T-Mobile US, Dish Network management structure part of discussion
T-Mobile US and Dish Network appear to be following the current consolidation trend in the media and communication industry.
The Wall Street Journal reported that merger talks between the two companies are in the “formative stage” and it is not yet close to a done deal.
However, the two sides have discussed how the management structure at the top would look. They have reportedly agreed that Dish Network CEO, Charlie Ergen, would become chairman of the new combined entity and T-Mobile US CEO, John Legere, would continue his role as CEO.
This is the most recent of many potential mergers for telecom operators looking to expand into TV and broadband markets, with T-Mobile US at risk of becoming the lone single-service provider left in the market.
AT&T is awaiting approval for a $49 billion deal with DirectTV that it hopes will help it become a leading mobile, video and broadband content provider.
Sprint recently absorbed Radio Shack to improve its brick-and-mortar reach across the country and Verizon became a cable provider with the launch of Verizon FiOS.
T-Mobile US has been amping up its campaign to become more competitive with AT&T and Verizon and overtake Sprint to be the third-largest carrier in the United States.

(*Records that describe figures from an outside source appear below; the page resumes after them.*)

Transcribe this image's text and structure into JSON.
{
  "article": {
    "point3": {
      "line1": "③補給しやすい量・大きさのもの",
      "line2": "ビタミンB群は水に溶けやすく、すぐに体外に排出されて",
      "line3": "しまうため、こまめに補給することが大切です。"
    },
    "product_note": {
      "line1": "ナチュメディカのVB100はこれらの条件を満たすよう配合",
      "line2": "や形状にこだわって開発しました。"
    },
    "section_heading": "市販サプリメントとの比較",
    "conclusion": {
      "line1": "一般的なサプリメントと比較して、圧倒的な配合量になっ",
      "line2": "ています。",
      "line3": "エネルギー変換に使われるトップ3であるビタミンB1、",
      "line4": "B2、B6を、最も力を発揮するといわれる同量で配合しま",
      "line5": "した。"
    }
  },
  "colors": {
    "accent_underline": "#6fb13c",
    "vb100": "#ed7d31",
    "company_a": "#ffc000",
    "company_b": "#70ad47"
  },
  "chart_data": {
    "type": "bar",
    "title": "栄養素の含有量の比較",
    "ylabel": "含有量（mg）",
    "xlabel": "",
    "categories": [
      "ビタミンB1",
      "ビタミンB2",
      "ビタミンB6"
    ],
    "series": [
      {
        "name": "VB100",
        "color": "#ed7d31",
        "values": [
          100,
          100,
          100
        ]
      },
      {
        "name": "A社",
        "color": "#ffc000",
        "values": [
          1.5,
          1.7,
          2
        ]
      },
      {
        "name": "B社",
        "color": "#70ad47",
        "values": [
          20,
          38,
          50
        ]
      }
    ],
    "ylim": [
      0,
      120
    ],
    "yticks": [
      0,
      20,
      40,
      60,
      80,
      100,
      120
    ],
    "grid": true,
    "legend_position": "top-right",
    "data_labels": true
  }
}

T-Mobile has been gaining ground by signing up 1.8 million new subscribers in the first quarter of this year, but that has created a growing need for new spectrum. Dish Network currently has lots of unused spectrum because they have no network, so it seems that the two companies’ assets would nicely complement each other.
This is not the first time Dish Network has tried get into the telecommunications field. In 2013, it bid against SoftBank to acquire Sprint Nextel. Dish also made a failed attempt to buy Clearwire.
There has reportedly been no discussion about a potential purchase price or how the deal will be funded.
T-Mobile US has a market capitalization of $31 billion, while Dish currently stands at $33 billion.
Analyst Kevin Smithen of Macquarie Securities believes the potential merger could free up spectrum for competitors.
According to the FCC, Dish invested in two small companies that were bidders in the recent AWS spectrum auction. Both companies qualified for discounts because their annual revenues qualified them as “designated entities.” The spectrum has gone to Dish, with $14 billion in revenue, which does not qualify as a designated entity. So now the FCC is reportedly considering revoking the group’s bidding credits, which totaled about $3 billion.